The first thing Gerald wanted to know was, “What happened,” Woodard said.

The pressure and the tourniquet kept Gerald from hemorrhaging. Woodard added that he didn’t want Gerald to see he was missing a leg out of fear that it would put him into a worsened state of shock.

“He was complaining that his legs hurt, and he kept trying to sit up,” the Bucksport man said.

Others were attending to Mcintyre, “who was unresponsive” at the scene.

Gerald and Mcintyre on Tuesday both were listed in critical condition at Eastern Maine Medical Center in Bangor, a hospital spokeswoman said.

Neither was wearing a helmet, and investigators have not yet been able to interview them, Sgt.
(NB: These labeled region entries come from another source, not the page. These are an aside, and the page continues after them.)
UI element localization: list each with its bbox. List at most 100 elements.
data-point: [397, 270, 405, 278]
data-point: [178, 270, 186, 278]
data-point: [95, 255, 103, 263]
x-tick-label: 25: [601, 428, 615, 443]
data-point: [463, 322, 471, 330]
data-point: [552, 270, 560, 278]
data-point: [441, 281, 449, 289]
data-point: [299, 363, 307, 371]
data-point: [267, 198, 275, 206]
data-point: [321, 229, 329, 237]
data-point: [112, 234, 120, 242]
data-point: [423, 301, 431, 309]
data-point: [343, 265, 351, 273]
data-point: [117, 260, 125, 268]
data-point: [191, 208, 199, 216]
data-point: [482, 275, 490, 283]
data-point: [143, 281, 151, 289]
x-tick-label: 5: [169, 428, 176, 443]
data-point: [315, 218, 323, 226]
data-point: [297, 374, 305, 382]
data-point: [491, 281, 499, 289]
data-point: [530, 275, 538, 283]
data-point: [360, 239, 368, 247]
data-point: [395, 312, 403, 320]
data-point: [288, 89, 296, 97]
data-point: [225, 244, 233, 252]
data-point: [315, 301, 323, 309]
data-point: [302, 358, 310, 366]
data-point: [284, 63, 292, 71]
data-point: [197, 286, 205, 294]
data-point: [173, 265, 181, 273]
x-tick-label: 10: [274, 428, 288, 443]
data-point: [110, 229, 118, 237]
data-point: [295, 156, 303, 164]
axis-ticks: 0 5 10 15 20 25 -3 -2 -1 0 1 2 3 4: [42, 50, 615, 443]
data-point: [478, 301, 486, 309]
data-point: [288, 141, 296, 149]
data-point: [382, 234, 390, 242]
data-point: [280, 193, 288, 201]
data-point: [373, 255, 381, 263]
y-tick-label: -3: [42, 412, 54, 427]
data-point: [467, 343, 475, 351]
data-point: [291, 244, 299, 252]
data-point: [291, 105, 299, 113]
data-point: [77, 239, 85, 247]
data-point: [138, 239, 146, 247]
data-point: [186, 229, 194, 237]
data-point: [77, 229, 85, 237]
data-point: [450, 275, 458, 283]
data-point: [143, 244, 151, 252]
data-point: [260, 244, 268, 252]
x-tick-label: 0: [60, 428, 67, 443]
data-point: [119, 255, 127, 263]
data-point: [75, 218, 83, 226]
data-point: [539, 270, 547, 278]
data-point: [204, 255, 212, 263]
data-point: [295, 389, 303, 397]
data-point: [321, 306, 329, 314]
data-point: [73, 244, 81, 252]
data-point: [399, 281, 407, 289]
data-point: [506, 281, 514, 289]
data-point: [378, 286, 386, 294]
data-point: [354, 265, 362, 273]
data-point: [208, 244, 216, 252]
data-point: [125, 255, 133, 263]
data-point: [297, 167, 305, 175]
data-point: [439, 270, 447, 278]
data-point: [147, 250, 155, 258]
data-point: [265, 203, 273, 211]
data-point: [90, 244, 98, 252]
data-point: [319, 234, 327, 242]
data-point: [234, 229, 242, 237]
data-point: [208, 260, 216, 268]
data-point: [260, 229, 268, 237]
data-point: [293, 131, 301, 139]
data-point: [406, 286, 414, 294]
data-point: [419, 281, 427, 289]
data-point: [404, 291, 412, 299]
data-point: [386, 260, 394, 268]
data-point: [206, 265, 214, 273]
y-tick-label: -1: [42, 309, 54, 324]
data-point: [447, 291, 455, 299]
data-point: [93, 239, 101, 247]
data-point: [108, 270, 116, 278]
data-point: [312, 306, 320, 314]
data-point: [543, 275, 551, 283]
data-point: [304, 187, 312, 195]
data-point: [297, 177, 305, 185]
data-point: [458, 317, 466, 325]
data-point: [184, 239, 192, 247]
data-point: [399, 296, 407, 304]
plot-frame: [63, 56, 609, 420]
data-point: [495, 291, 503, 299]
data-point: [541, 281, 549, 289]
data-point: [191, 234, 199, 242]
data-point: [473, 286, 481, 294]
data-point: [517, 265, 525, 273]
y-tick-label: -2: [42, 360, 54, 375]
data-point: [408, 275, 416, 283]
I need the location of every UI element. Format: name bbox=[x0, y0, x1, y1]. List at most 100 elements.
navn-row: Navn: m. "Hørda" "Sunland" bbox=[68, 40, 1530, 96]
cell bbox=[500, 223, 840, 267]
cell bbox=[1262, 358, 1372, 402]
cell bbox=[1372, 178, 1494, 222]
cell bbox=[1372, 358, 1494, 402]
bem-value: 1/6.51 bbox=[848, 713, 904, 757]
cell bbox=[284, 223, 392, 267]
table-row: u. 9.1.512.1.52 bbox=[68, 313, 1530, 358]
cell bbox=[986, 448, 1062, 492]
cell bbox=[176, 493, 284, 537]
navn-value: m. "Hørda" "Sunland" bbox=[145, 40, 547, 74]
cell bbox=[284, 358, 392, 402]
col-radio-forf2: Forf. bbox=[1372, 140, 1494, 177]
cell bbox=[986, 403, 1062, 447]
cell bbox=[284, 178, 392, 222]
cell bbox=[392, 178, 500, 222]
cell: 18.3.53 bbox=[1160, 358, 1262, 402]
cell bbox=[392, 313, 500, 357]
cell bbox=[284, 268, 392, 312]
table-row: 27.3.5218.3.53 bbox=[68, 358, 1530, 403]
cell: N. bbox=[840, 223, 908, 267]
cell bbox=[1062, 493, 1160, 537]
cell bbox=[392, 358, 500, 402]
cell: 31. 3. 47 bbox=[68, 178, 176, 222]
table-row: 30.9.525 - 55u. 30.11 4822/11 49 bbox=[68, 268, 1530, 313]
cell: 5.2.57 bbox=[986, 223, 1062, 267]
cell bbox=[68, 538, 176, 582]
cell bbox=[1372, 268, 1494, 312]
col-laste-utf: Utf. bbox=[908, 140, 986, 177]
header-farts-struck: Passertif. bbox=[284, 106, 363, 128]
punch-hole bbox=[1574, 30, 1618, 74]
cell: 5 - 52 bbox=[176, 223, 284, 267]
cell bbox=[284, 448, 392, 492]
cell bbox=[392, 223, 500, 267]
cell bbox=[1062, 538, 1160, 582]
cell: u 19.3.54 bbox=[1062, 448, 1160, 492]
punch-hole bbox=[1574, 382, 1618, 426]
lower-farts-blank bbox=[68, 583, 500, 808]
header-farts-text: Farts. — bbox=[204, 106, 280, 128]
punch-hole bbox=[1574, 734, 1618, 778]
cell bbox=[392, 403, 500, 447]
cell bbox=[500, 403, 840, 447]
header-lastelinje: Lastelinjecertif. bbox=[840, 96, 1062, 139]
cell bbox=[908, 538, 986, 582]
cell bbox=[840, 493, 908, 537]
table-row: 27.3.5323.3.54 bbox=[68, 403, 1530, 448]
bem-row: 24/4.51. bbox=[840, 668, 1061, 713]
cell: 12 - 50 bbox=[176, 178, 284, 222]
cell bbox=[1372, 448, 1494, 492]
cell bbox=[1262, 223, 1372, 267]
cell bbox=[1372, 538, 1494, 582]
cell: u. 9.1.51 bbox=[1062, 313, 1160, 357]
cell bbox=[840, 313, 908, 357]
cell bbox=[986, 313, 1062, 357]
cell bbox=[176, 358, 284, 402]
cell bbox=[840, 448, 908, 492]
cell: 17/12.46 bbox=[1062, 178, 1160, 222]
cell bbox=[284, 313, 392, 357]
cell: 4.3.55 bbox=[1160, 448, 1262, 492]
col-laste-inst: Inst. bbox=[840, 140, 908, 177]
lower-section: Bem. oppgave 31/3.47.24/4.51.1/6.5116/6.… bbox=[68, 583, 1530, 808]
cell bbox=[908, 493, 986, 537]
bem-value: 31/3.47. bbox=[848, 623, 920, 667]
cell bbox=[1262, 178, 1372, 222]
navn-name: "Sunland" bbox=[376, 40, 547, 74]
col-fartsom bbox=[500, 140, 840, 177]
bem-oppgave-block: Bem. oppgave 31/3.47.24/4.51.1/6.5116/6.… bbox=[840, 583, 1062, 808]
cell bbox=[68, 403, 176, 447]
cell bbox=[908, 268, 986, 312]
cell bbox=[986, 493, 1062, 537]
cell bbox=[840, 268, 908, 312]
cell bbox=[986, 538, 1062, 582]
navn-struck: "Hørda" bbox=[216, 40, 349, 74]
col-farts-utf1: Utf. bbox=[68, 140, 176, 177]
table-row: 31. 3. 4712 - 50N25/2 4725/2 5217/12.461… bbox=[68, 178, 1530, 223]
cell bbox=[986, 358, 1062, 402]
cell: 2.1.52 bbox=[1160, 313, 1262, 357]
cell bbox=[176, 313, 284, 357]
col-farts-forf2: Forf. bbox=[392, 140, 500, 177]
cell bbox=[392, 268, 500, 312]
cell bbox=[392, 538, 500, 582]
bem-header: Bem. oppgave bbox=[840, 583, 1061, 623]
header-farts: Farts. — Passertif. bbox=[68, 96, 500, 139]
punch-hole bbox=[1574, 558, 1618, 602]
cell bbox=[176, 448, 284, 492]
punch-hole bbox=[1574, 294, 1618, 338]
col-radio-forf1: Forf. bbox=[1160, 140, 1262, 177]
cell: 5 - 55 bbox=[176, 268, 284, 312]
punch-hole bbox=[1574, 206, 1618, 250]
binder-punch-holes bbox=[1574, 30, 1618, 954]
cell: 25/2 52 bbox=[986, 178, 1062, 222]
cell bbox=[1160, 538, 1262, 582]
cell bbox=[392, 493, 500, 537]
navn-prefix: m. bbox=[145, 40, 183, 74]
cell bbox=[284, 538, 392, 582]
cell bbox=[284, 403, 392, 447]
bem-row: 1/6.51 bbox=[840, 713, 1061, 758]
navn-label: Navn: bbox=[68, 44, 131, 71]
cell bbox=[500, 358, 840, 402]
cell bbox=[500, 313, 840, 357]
Bill Birch of the Penobscot County Sheriff’s Office said Tuesday.

Birch said Woodard did well to “keep his head and do what he could do” after the collision.

Deputy Ray Goodspeed is handling the forensic mapping for the investigation, and Deputy Chris Watson is doing the reconstruction for the collision. Brewer and Orrington fire and ambulance crews assisted Penobscot County Sheriff’s Office personnel.

It wasn’t until he read Gerald’s name in the Bangor Daily News the next day that Woodard, who owns Woodard Tree Care in Bucksport, realized the injured man works with his father in the garage of a local car dealership.

“He’s the type of kid that this isn’t going to stop him,” Woodard said of Gerald, who he described as “a very tough man.”